R & hadoop: AWS Big DATA Blog

This is a guest post by Andrew Musselman, principal scientist in the global big data practice at Accenture where he leads the data science team in North America. He is a committer on the Apache Mahout project and is writing a book on data science for O’Reilly. Accenture is an APN Big Data Competency Partner.
This post introduces machine learning, provides context for the Apache Mahout project, and offers some specifics about recommender systems. Then, using Amazon Elastic MapReduce (EMR), we’ll tour the workflows for building a simple movie recommender and for writing and running a simple web service to provide results to client applications. Finally, we’ll list some ways to learn more and engage with the Mahout community.

Machine Learning

Machine learning has its roots in artificial intelligence. The term implies that machine learning tools bring cognition and automated decision-making to data problems, but currently machine learning methods do not include computer thought. Even so, machine learning tools usually do employ some type of automated decision making, often iteratively working toward minimizing or maximizing a specific measurement about the performance of a model.
The field of machine learning encompasses many topics and approaches, usually falling into the categories of classification, clustering, and recommenders.
Classification is the process of predicting an unknown (dependent) variable based on a combination of other known (independent) variables, such as predicting a bank's customer attrition or predicting subscribers to a music service. In both of those cases, we use known variables about customers to predict their tendency to cancel their accounts. The following table lists several possible known variables:

Variable Type	Examples
Demographic	City, state, age, gender
Behavioral	Bank customers spending habits How often music service subscribers play certain artists
Environmental or Circumstantial	Fees assessed to bank customers How often music service customers experienced buffered music stream

During classification jobs, we typically use training data that contains the actual value of the dependent variable. We then assess the model’s performance by applying it to a held-out testing data set where we predict the value of the dependent variable and measure how often the predictions are correct.
Clustering, is the process of finding clumps, or groupings, of things in space. Geometrically, we usually talk about clustering vectors in some n-dimensional space. For example, the figure below shows four pairs of people represented by vectors in two-dimensional space where each dimension is some type of spending category, in this case entertainment or groceries.

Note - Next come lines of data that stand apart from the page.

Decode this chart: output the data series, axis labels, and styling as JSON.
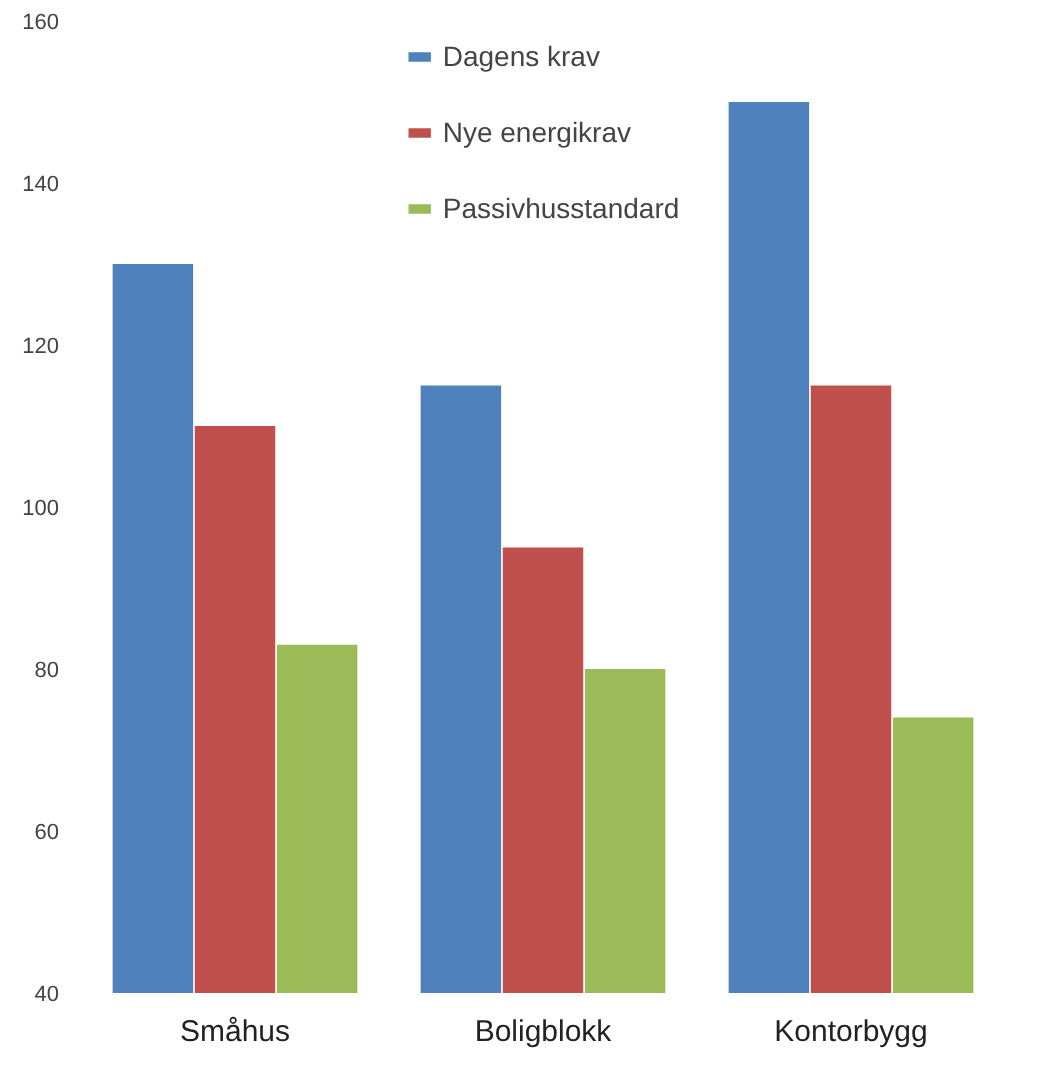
{
  "chart_data": {
    "type": "bar",
    "categories": [
      "Småhus",
      "Boligblokk",
      "Kontorbygg"
    ],
    "series": [
      {
        "name": "Dagens krav",
        "color": "#4f81bd",
        "values": [
          130,
          115,
          150
        ]
      },
      {
        "name": "Nye energikrav",
        "color": "#c0504d",
        "values": [
          110,
          95,
          115
        ]
      },
      {
        "name": "Passivhusstandard",
        "color": "#9bbb59",
        "values": [
          83,
          80,
          74
        ]
      }
    ],
    "ylim": [
      40,
      160
    ],
    "yticks": [
      40,
      60,
      80,
      100,
      120,
      140,
      160
    ],
    "grid": false,
    "legend": "top"
  }
}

In the top-left corner are two people who spend a similar amount but whose spending habits are in very different directions, and who therefore are very dissimilar. By the same reasoning, the two pairs of people-vectors in the bottom row have similar spending habits since their spending is in a similar direction to one another. The clustering we do with machine learning tools usually involves more than two dimensions, often in the range of hundreds to thousands, which the math supports by generalizing to arbitrary finite dimensional spaces.
Key to the topic of clustering is the concept of distance metric or measure that we use to define similarity. Some common measures are Euclidean, which is distance "as the crow flies”; cosine similarity, which maps a small between-vector angle to a high (close to one) similarity, and maps a high between-vector angle to a low (close to zero) similarity, and Tanimoto, which intuitively measures how much two vectors have in common versus how much they could have had in common.
Recommenders are systems that take some input, usually behavior-based, and predict which items users would tend to prefer. The popularity of recommenders over the past decade was spurred largely by publicity about the Netflix Prize, which ran from 2006 through 2009 and rewarded recommendations that beat the existing Netflix systems by a stated threshold.
Recommender performance is measured by comparing predictions with actual preferences, and is often enhanced by A/B testing in production.

Apache Mahout

Apache Mahout ships with most Hadoop distributions including Amazon Elastic MapReduce (EMR). Mahout is a machine-learning library with tools for clustering, classification, and several types of recommenders, including tools to calculate most-similar items or build item recommendations for users. Mahout employs the Hadoop framework to distribute calculations across a cluster, and now includes additional work distribution methods, including Spark, a computing framework originating in UC Berkeley’s AMPLab that is now an Apache project.
Mahout saw its first bug filed in January 2008, and from there has seen 1,555 Jira tickets filed, with 32 open at this writing. Refining and improving the code and documentation requires a community of contributors and users; the project is currently working toward a 1.0 release.

Recommenders

Most people encounter the effect of a recommender system on a website where the recommender's predictions appear in a section of a web page. These recommendations help the site visitor find products to buy, new music to listen to, movies or television shows to watch, colleagues to hire, or potential mates to pursue.
The techniques for building recommenders have evolved since the early 1990s when the GroupLens research team built the USENET article recommender. The raw material has also evolved: in addition to news articles, there is a larger volume of online activity including clickstreams of users who follow links on websites; explicit “likes” and profile views; time spent perusing items or people; listening to music; and watching videos.
These advancements provide hooks into user behavior that help us determine how to recommend things to people. In the USENET example, users scan lists of articles for author and subject, click through, read, and close articles. In an online retail web site, shoppers search for products, browse product pages, click on photos to enlarge them, read reviews, and add products to a shopping cart. On a streaming music site, music consumers search for an artist or album, play tracks, fast-forward through tracks, and add the artist to their favorites, Streaming video sites work in a similar way. On a social networking site for professional or personal contacts, users search for and interact with other people. Each example includes a user interacting with some type of item in several ways.

Building a Recommender

To demonstrate how to build an analytic job with Mahout on Amazon EMR, we’ll build a movie recommender. We will start with ratings given to movie titles by users in the MovieLens data set, which was compiled by the GroupLens team, and will use the “recommenditembased” example to find most-recommended movies for each user.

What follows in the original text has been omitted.